Il regista svizzero-panamense Andrés Peyrot debutta alla regia di un lungometraggio con God is a Woman, film di apertura dell'edizione 2023 della Settimana della Critica.
L'affascinante progetto riesce a raccontare un capitolo poco conosciuto della storia del cinema mettendo al tempo stesso al centro della narrazione i soggetti di un documentario "perduto", riuscendo a offrire un ritratto ricco di sfumature dei suoi soggetti.
Un'opera incompleta
Al centro della trama del documentario God is a Woman c'è infatti il popolo Kuna che il premio Oscar Pierre-Dominique Gaisseau aveva scelto come protagonista di una sua nuova opera, dopo aver vinto il premio Oscar.
Il filmmaker si era quindi trasferito insieme alla moglie e alla figlia nell'area, vivendo a Panama per oltre un anno.
A ostacolare la produzione del suo film sono stati però i problemi economici che hanno portato alla confisca delle bobine girate in quel periodo. A distanza di molti decenni i Kuna non hanno ancora potuto vedere il film, diventato oggetto di racconti che hanno assunto, di generazione in generazione, dei contorni simili a una leggenda, fino a quando a Parigi viene scoperta una copia dell'opera.

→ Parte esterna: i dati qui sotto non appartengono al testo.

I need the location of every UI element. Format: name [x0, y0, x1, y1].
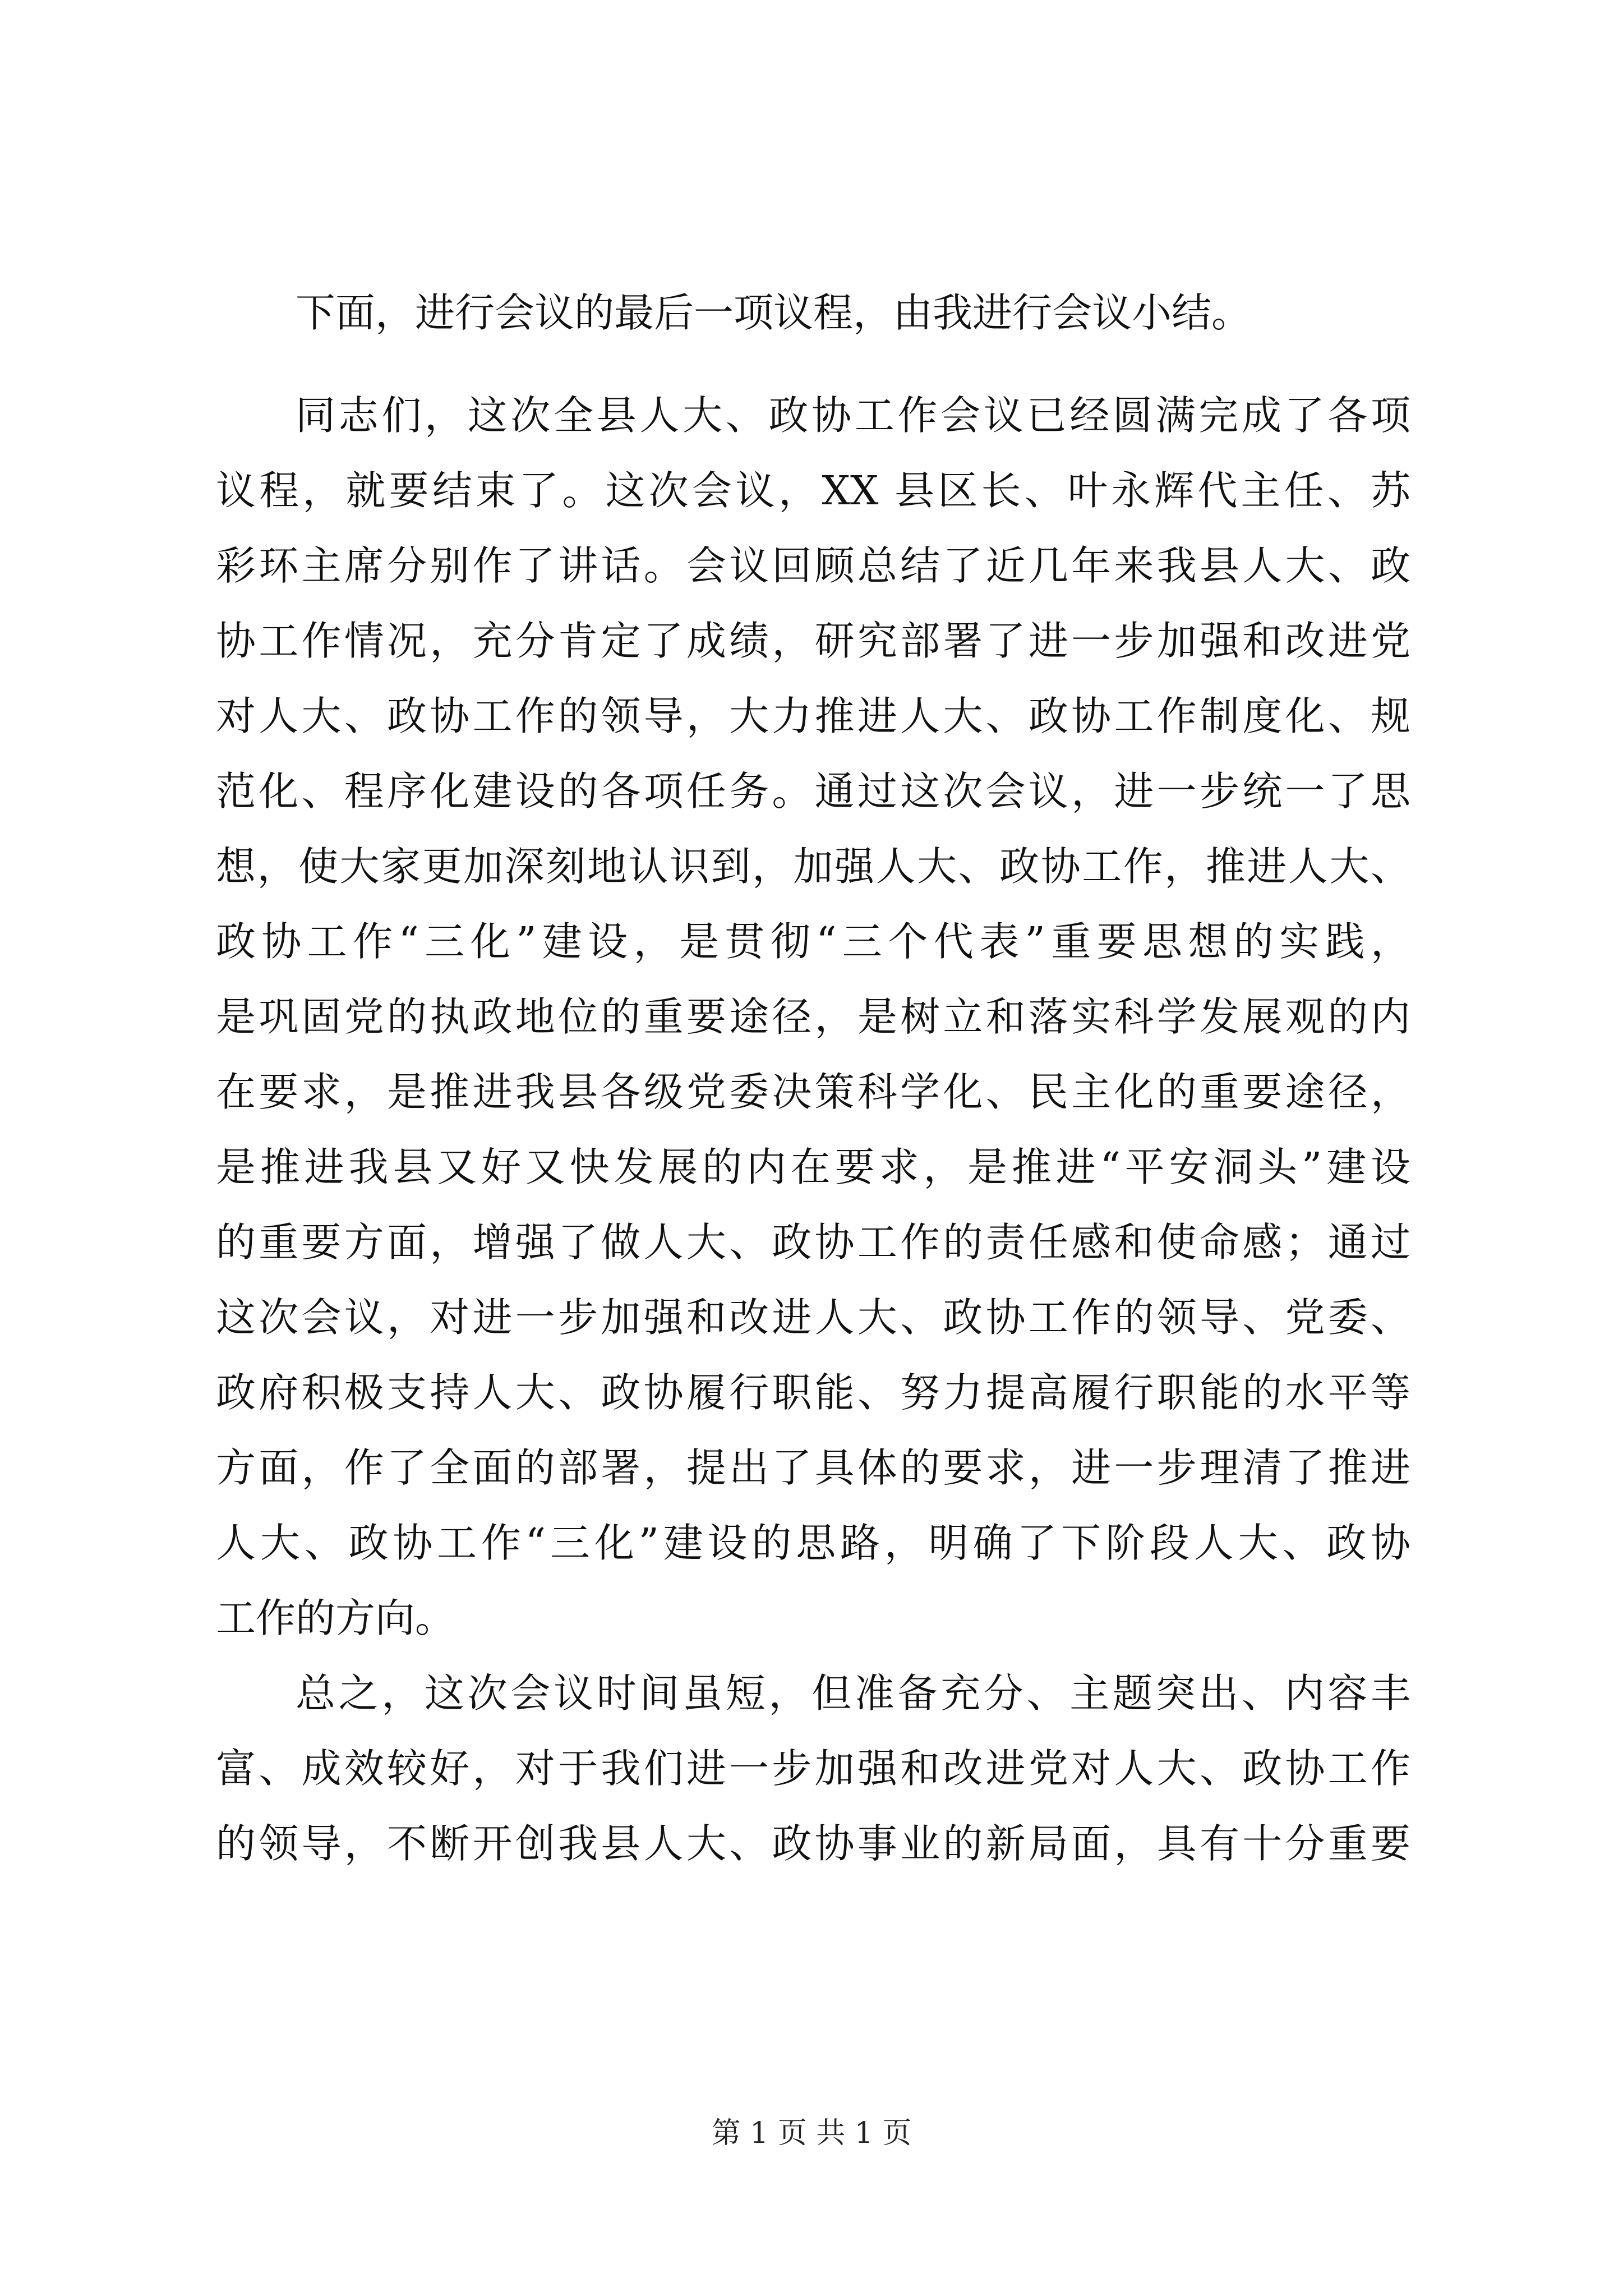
text-line: 对人大、政协工作的领导，大力推进人大、政协工作制度化、规 [216, 693, 1410, 739]
text-line: 范化、程序化建设的各项任务。通过这次会议，进一步统一了思 [216, 768, 1410, 815]
page-footer: 第 1 页 共 1 页 [711, 2116, 912, 2150]
text-line: 工作的方向。 [216, 1595, 455, 1641]
text-line: 协工作情况，充分肯定了成绩，研究部署了进一步加强和改进党 [216, 618, 1410, 664]
text-line: 的领导，不断开创我县人大、政协事业的新局面，具有十分重要 [216, 1820, 1410, 1867]
text-line: 彩环主席分别作了讲话。会议回顾总结了近几年来我县人大、政 [216, 542, 1410, 589]
text-line: 下面，进行会议的最后一项议程，由我进行会议小结。 [296, 289, 1252, 336]
text-line: 这次会议，对进一步加强和改进人大、政协工作的领导、党委、 [216, 1294, 1410, 1341]
text-line: 同志们，这次全县人大、政协工作会议已经圆满完成了各项 [296, 392, 1410, 439]
text-line: 是巩固党的执政地位的重要途径，是树立和落实科学发展观的内 [216, 993, 1410, 1040]
text-line: 的重要方面，增强了做人大、政协工作的责任感和使命感；通过 [216, 1219, 1410, 1266]
text-line: 是推进我县又好又快发展的内在要求，是推进“平安洞头”建设 [216, 1144, 1410, 1190]
text-line: 政协工作“三化”建设，是贯彻“三个代表”重要思想的实践， [216, 918, 1410, 965]
text-line: 富、成效较好，对于我们进一步加强和改进党对人大、政协工作 [216, 1745, 1410, 1792]
text-line: 人大、政协工作“三化”建设的思路，明确了下阶段人大、政协 [216, 1520, 1410, 1566]
text-line: 议程，就要结束了。这次会议，XX 县区长、叶永辉代主任、苏 [216, 467, 1410, 514]
text-line: 方面，作了全面的部署，提出了具体的要求，进一步理清了推进 [216, 1444, 1410, 1491]
text-line: 总之，这次会议时间虽短，但准备充分、主题突出、内容丰 [296, 1670, 1410, 1717]
text-line: 政府积极支持人大、政协履行职能、努力提高履行职能的水平等 [216, 1369, 1410, 1416]
text-line: 想，使大家更加深刻地认识到，加强人大、政协工作，推进人大、 [216, 843, 1410, 890]
text-line: 在要求，是推进我县各级党委决策科学化、民主化的重要途径， [216, 1069, 1410, 1115]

Una narrazione ben costruita
Peyrot sa trovare il giusto equilibrio tra lo spazio dato alla parte della storia in cui si ripercorre il fallimento di un progetto e come il lavoro di un artista rischi di andare perduto per sempre a causa di questioni burocratiche, mostrando anche il tragico deterioramento della pellicola originale, e quello dato al popolo Kuna, allontanandosi inoltre da facili stereotipi. Tramite i dialoghi con le persone coinvolte nelle riprese del film di Gaisseau, il regista porta alla luce le difficoltà che si possono incontrare nel ritrarre tradizioni e culture radicalmente diverse dalla propria. Dopo quasi cinquanta anni, infatti, anche chi era stato coinvolto dal premio Oscar, come l'anziano Arysteides Turpana, è consapevole che si rischi sempre di offrire una prospettiva non obiettiva e persino idealizzata di un modo di vivere con pochi punti in comune con la quotidianità occidentale. Dall'enfatizzare la struttura matriarcale della società, a cui fa riferimento anche il titolo Dio è donna, a tratteggiare immagini idilliache che potrebbero stimolare il turismo, chi lavora a un documentario dovrebbe essere attento a non compiere errori che potrebbero far spezzare il rapporto di fiducia con i propri soggetti.
Andres Peyrot riesce a farlo dando spazio alle esperienze delle varie generazioni e celebrandone il desiderio di tramandare la propria cultura, anche tramite un ritrovamento agognato a lungo, e di promuoverla in modo nuovo, due approcci che spesso non sono in sintonia.
Sullo schermo si passa quindi dalle sequenze musicali a ritmo di rap ai rituali tradizionali, regalando anche dei simpatici ed emozionanti dialoghi tra chi aveva girato il documentario di Gaisseau e chi è nato anni dopo, dovendo quindi solo fidarsi, non senza un pizzico di scetticismo, di quanto raccontato fino a un epilogo in cui passato e presente si fondono con immagini suggestive e cariche di significato.
L'importante concetto del potersi riappropriare della propria storia, avendo così a proprio favore il potere dell'arte di immortalare momenti e storie, sostiene bene God is a Woman, regalando un'opera stimolante e con più di uno spunto di riflessione, visivamente ben costruita e musicalmente coinvolgente.
Conclusioni
Come visto nella nostra recensione, Andres Peyrot compie un esordio convincente con il suo documentario God is a Woman. La narrazione si evolve senza intoppi mantenendo sempre alta l'attenzione e offrendo numerosi elementi in grado di far riflettere sull'importanza culturale dell'arte cinematografica e sulle difficoltà affrontate dalle popolazioni nel preservare le proprie tradizioni.
Pur non approfondendo del tutto alcuni passaggi della storia e dichiarazioni, il film riesce senza fatica nel suo intento, artistico ed educativo.
Perché ci piace
- Il regista ha la capacità di intrecciare varie dimensioni narrative in modo convincente.
- L'onestà delle persone coinvolte, che non esitano a condividere le proprie opinioni, è efficace.
- Il contrasto tra le varie generazioni è gestito con bravura dal regista.
Cosa non va
- Alcuni passaggi della storia vengono gestiti in modo fin troppo rapido.
- Un paio di interviste avrebbero forse meritato maggiore spazio.
- La sequenza finale, seppur emozionante e di grande impatto, avrebbe potuto durare qualche minuto in più per permettere di apprezzare pienamente l'opera di Gaisseau.